DATA COMPRESSION FOR DNA SEQUENCE

Abstract

DNA Sequences making up any organism comprise the basic blueprint of that organism so that understanding and analyzing different genes within sequences has become an extremely important task. Biologists are producing huge volumes of DNA sequences every day that makes genome sequence database growing exponentially. The databases such as Gen-Bank represent millions of DNA sequences filling many thousands of gigabytes computer storage capacity. Hence an efficient algorithm to compress DNA sequence is required. In this paper compression algorithm which is called “Huffman code tree” is used to code and compress DNA sequences. Depending upon this algorithm we assigning binary bit codes (0 and 1) for each base (A, T, C, and G). After assigning the bases by bit codes, we determine the code for each base.

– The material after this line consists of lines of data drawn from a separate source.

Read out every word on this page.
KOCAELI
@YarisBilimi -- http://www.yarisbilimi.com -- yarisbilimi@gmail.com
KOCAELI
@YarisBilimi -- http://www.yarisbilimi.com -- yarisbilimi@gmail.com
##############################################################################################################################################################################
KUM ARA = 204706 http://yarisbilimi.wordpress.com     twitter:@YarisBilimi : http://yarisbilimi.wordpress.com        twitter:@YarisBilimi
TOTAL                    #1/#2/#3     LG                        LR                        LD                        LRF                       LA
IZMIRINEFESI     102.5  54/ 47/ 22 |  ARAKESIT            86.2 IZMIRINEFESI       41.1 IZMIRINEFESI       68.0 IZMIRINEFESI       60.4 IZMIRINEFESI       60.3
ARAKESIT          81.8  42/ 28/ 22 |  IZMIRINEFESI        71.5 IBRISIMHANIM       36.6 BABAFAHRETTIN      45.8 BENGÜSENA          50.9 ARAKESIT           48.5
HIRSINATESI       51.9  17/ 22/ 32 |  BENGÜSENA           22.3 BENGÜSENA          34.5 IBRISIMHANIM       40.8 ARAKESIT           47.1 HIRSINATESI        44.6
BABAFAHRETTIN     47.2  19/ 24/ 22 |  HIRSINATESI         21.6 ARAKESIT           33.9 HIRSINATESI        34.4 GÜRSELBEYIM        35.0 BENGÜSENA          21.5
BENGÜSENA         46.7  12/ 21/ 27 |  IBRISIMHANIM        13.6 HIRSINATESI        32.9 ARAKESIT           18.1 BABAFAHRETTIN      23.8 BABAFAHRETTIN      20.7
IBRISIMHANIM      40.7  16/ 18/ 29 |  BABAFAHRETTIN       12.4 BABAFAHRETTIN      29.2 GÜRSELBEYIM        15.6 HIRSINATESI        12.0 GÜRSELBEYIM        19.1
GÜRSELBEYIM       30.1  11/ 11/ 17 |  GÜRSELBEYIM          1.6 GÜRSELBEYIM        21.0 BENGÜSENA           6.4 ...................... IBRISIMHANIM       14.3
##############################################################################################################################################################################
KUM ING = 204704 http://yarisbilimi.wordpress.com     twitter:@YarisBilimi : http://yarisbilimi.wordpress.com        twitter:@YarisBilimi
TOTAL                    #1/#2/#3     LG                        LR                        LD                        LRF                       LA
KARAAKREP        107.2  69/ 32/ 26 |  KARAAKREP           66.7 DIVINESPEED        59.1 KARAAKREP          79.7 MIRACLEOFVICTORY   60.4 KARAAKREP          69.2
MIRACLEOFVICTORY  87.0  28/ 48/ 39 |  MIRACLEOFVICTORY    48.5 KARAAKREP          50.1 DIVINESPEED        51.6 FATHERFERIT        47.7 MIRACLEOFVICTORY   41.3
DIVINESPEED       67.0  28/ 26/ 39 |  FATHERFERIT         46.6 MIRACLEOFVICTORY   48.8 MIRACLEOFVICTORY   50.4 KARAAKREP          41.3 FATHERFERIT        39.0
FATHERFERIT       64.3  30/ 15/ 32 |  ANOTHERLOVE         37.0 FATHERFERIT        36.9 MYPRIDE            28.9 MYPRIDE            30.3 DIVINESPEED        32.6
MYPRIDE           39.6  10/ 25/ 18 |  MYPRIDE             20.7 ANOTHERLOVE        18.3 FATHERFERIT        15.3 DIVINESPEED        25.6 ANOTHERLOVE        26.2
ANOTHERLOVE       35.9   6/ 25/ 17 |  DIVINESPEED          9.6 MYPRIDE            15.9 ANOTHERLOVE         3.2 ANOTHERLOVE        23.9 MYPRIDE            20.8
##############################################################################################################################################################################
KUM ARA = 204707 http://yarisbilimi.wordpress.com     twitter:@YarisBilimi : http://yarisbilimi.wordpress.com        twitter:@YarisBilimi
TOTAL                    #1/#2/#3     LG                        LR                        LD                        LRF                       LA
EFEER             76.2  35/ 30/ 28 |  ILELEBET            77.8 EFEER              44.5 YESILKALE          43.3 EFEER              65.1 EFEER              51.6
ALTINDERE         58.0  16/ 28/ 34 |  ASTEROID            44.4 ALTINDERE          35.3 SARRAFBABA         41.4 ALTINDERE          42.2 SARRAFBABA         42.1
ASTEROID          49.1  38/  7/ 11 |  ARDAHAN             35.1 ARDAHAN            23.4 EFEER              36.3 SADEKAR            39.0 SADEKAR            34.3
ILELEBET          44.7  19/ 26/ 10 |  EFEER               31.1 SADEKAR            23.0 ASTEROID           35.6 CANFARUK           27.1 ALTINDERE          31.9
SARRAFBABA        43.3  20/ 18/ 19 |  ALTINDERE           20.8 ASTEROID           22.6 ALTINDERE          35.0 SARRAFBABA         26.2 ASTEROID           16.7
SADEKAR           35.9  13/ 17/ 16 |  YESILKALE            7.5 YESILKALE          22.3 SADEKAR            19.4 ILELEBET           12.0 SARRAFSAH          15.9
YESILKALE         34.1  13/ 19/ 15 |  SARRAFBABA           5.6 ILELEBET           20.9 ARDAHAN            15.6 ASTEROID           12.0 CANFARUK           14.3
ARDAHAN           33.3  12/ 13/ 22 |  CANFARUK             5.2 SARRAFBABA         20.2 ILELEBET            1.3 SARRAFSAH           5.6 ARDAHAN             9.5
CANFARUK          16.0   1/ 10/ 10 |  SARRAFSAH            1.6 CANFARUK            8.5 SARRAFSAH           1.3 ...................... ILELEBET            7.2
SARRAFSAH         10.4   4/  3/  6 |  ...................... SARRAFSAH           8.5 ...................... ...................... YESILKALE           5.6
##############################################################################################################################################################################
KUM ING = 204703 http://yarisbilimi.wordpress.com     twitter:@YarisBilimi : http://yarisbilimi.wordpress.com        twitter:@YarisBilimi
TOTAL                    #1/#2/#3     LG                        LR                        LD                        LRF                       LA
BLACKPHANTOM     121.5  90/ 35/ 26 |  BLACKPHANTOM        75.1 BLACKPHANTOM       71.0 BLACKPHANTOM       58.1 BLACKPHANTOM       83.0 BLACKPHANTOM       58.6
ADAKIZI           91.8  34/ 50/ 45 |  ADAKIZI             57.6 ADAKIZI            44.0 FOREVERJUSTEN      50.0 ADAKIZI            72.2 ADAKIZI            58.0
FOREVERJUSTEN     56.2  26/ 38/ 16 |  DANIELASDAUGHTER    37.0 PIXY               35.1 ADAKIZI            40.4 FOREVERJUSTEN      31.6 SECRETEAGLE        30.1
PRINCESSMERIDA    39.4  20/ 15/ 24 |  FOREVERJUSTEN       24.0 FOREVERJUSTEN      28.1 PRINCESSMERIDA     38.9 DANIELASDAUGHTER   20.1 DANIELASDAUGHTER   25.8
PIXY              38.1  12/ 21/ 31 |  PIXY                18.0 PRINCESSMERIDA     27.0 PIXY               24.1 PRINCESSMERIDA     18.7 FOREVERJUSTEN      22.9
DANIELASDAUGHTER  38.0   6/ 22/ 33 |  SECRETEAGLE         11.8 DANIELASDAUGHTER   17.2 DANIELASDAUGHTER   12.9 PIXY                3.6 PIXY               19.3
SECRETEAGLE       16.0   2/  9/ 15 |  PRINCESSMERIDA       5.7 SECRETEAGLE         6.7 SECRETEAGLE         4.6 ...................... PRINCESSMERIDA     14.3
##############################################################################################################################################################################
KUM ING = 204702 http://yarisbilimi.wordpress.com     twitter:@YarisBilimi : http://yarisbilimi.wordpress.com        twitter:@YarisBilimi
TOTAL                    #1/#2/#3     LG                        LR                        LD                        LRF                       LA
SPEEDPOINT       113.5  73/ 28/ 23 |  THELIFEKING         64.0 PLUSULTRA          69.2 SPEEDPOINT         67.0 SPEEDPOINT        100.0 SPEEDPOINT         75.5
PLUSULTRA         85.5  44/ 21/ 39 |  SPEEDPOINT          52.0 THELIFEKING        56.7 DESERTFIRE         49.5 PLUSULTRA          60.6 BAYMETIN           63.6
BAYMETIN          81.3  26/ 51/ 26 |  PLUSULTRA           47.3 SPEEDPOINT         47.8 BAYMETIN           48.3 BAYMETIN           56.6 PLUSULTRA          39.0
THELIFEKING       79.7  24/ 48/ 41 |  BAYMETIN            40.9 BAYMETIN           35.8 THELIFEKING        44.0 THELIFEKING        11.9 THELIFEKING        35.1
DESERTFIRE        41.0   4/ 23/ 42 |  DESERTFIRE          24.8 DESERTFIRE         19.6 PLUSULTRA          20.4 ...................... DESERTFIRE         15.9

Code for each base is determined by tracing out the path from the root of the tree to the leaf that represents that base. Huffman code provides a variable code length. In fact the codes for characters having a higher frequency of occurrence are shorter than those codes for characters having lower frequency. So this algorithm compress DNA sequences better than from old method (fixed length) if we assigning 2 bits per base. From analysis the results, average code length (1.62 bits/base) can be achieved using this algorithm. For a higher compression ratio advised to use other compression method with the proposed method such as the learning automata.